Voodoo economics, also known as supply-side economics, is a term used to criticize policies favoring tax cuts for businesses and the wealthy as a means to stimulate economic growth. Despite its more formal name, the theory faced criticism and challenges, with unintended consequences such as increased national debt and economic downturns.

Frequently asked questions

What is voodoo economics?

Voodoo economics is a term coined by George H.W. Bush to criticize Ronald Reagan’s economic policies, later known as Reaganomics. It refers to an approach favoring tax cuts for businesses and the wealthy to stimulate economic growth.
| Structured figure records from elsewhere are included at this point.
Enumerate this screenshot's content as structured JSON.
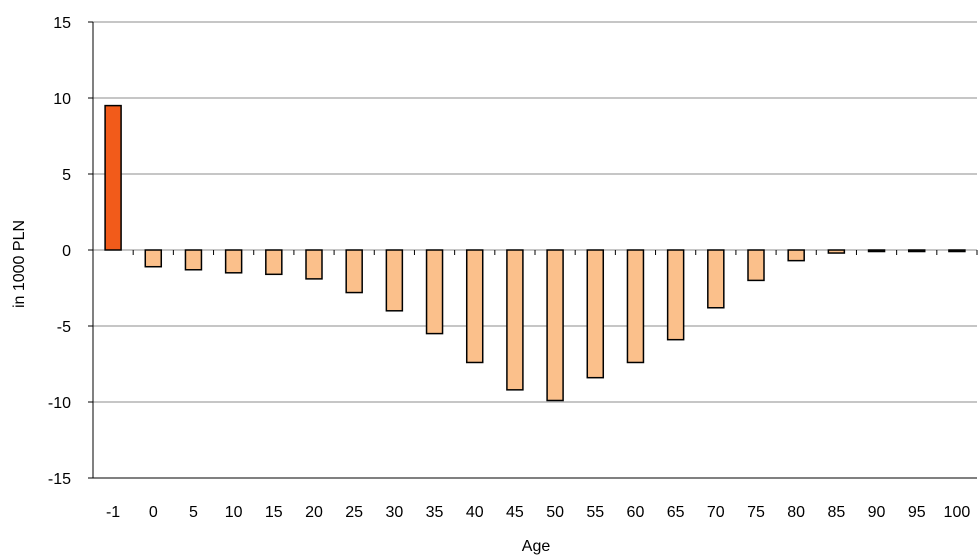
{
  "chart_data": {
    "type": "bar",
    "title": "",
    "xlabel": "Age",
    "ylabel": "in 1000 PLN",
    "ylim": [
      -15,
      15
    ],
    "yticks": [
      -15,
      -10,
      -5,
      0,
      5,
      10,
      15
    ],
    "grid": "horizontal",
    "categories": [
      "-1",
      "0",
      "5",
      "10",
      "15",
      "20",
      "25",
      "30",
      "35",
      "40",
      "45",
      "50",
      "55",
      "60",
      "65",
      "70",
      "75",
      "80",
      "85",
      "90",
      "95",
      "100"
    ],
    "values": [
      9.5,
      -1.1,
      -1.3,
      -1.5,
      -1.6,
      -1.9,
      -2.8,
      -4.0,
      -5.5,
      -7.4,
      -9.2,
      -9.9,
      -8.4,
      -7.4,
      -5.9,
      -3.8,
      -2.0,
      -0.7,
      -0.2,
      -0.1,
      -0.1,
      -0.1
    ],
    "colors": {
      "highlight": "#f25b1a",
      "bar": "#fbc08b",
      "stroke": "#000000",
      "grid": "#8c8c8c"
    }
  }
}
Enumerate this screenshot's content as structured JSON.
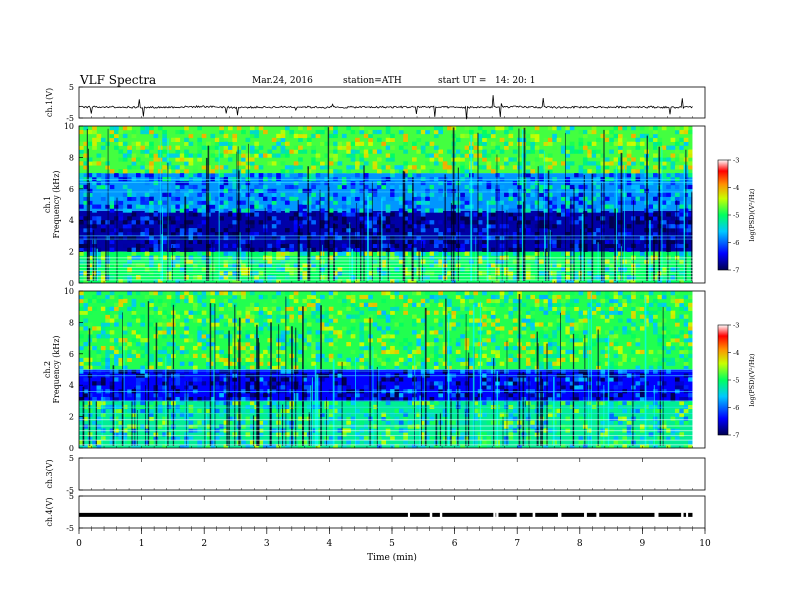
{
  "header": {
    "title": "VLF Spectra",
    "date": "Mar.24, 2016",
    "station": "station=ATH",
    "start_label": "start UT =",
    "start_time": "14: 20: 1"
  },
  "chart_data": [
    {
      "type": "line",
      "panel": "ch.1",
      "ylabel": "ch.1(V)",
      "ylim": [
        -5,
        5
      ],
      "yticks": [
        "5",
        "-5"
      ],
      "description_values": {
        "baseline": -1.5,
        "noise_amplitude": 0.4,
        "spike_max": 3.0
      },
      "x": [
        0,
        0.5,
        1,
        1.5,
        2,
        2.5,
        3,
        3.5,
        4,
        4.5,
        5,
        5.5,
        6,
        6.5,
        7,
        7.5,
        8,
        8.5,
        9,
        9.5,
        9.8
      ],
      "values": [
        -1.5,
        -1.4,
        -1.6,
        -1.5,
        -1.3,
        -1.6,
        -1.5,
        -1.4,
        -1.6,
        -1.5,
        -1.5,
        -1.4,
        -1.6,
        -1.5,
        -1.4,
        -1.6,
        -1.5,
        -1.5,
        -1.4,
        -1.6,
        -1.5
      ],
      "color": "#000000"
    },
    {
      "type": "heatmap",
      "panel": "ch.1",
      "ylabel": "Frequency (kHz)",
      "ylabel_ch": "ch.1",
      "ylim": [
        0,
        10
      ],
      "yticks": [
        "0",
        "2",
        "4",
        "6",
        "8",
        "10"
      ],
      "xlim": [
        0,
        9.8
      ],
      "colorbar": {
        "label": "log(PSD)(V²/Hz)",
        "range": [
          -7,
          -3
        ],
        "ticks": [
          "-3",
          "-4",
          "-5",
          "-6",
          "-7"
        ]
      },
      "band_profile_kHz": [
        {
          "range": [
            0,
            2
          ],
          "level": -5.0
        },
        {
          "range": [
            2,
            4.6
          ],
          "level": -6.7
        },
        {
          "range": [
            4.6,
            7
          ],
          "level": -5.8
        },
        {
          "range": [
            7,
            10
          ],
          "level": -4.8
        }
      ],
      "lines_kHz": [
        0.2,
        0.4,
        0.6,
        0.8,
        1.0,
        1.2,
        1.4,
        1.6,
        2.8,
        3.0,
        5.8,
        6.4,
        6.6
      ]
    },
    {
      "type": "heatmap",
      "panel": "ch.2",
      "ylabel": "Frequency (kHz)",
      "ylabel_ch": "ch.2",
      "ylim": [
        0,
        10
      ],
      "yticks": [
        "0",
        "2",
        "4",
        "6",
        "8",
        "10"
      ],
      "xlim": [
        0,
        9.8
      ],
      "colorbar": {
        "label": "log(PSD)(V²/Hz)",
        "range": [
          -7,
          -3
        ],
        "ticks": [
          "-3",
          "-4",
          "-5",
          "-6",
          "-7"
        ]
      },
      "band_profile_kHz": [
        {
          "range": [
            0,
            3
          ],
          "level": -5.2
        },
        {
          "range": [
            3,
            5
          ],
          "level": -6.4
        },
        {
          "range": [
            5,
            10
          ],
          "level": -4.9
        }
      ],
      "lines_kHz": [
        0.2,
        0.5,
        0.8,
        1.1,
        1.4,
        1.8,
        2.2,
        2.6,
        3.0,
        3.6,
        4.6,
        4.9,
        5.0
      ]
    },
    {
      "type": "line",
      "panel": "ch.3",
      "ylabel": "ch.3(V)",
      "ylim": [
        -5,
        5
      ],
      "yticks": [
        "5",
        "-5"
      ],
      "x": [],
      "values": []
    },
    {
      "type": "line",
      "panel": "ch.4",
      "ylabel": "ch.4(V)",
      "ylim": [
        -5,
        5
      ],
      "yticks": [
        "5",
        "-5"
      ],
      "x": [
        0,
        9.8
      ],
      "values": [
        -0.9,
        -0.9
      ],
      "color": "#000000"
    }
  ],
  "x_axis": {
    "label": "Time (min)",
    "ticks": [
      "0",
      "1",
      "2",
      "3",
      "4",
      "5",
      "6",
      "7",
      "8",
      "9",
      "10"
    ],
    "xlim": [
      0,
      10
    ]
  }
}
Did Reaganomics achieve its goals?

While Reaganomics saw successes such as lowered unemployment and controlled inflation, it also led to unintended consequences like increased national debt and economic downturns in the early 1990s.

What were the side effects of Reaganomics?

The side effects of Reaganomics included the anticipation of increased spending that did not materialize as planned and the relaxation of regulations contributing to the savings and loan crisis, leading to an economic downturn in the early 1990s.

Why did George H.W. Bush raise taxes in 1990?

As president, George H.W. Bush raised taxes in 1990, deviating from his earlier promise, to prioritize broader fiscal responsibility over tax cuts. This decision contributed to criticism within his party and his subsequent loss in the 1992 presidential election.

Key takeaways

  • Voodoo economics, a term coined by George H.W. Bush, criticizes Reagan’s economic policies.
  • Reaganomics involved tax cuts, deregulation, reduced government spending, and a tightened money supply.
  • Successes of Reaganomics include lowered unemployment and controlled inflation.
  • Unintended consequences included increased national debt and economic downturns in the early 1990s.
  • George H.W. Bush, initially critical, later implemented tax increases as president.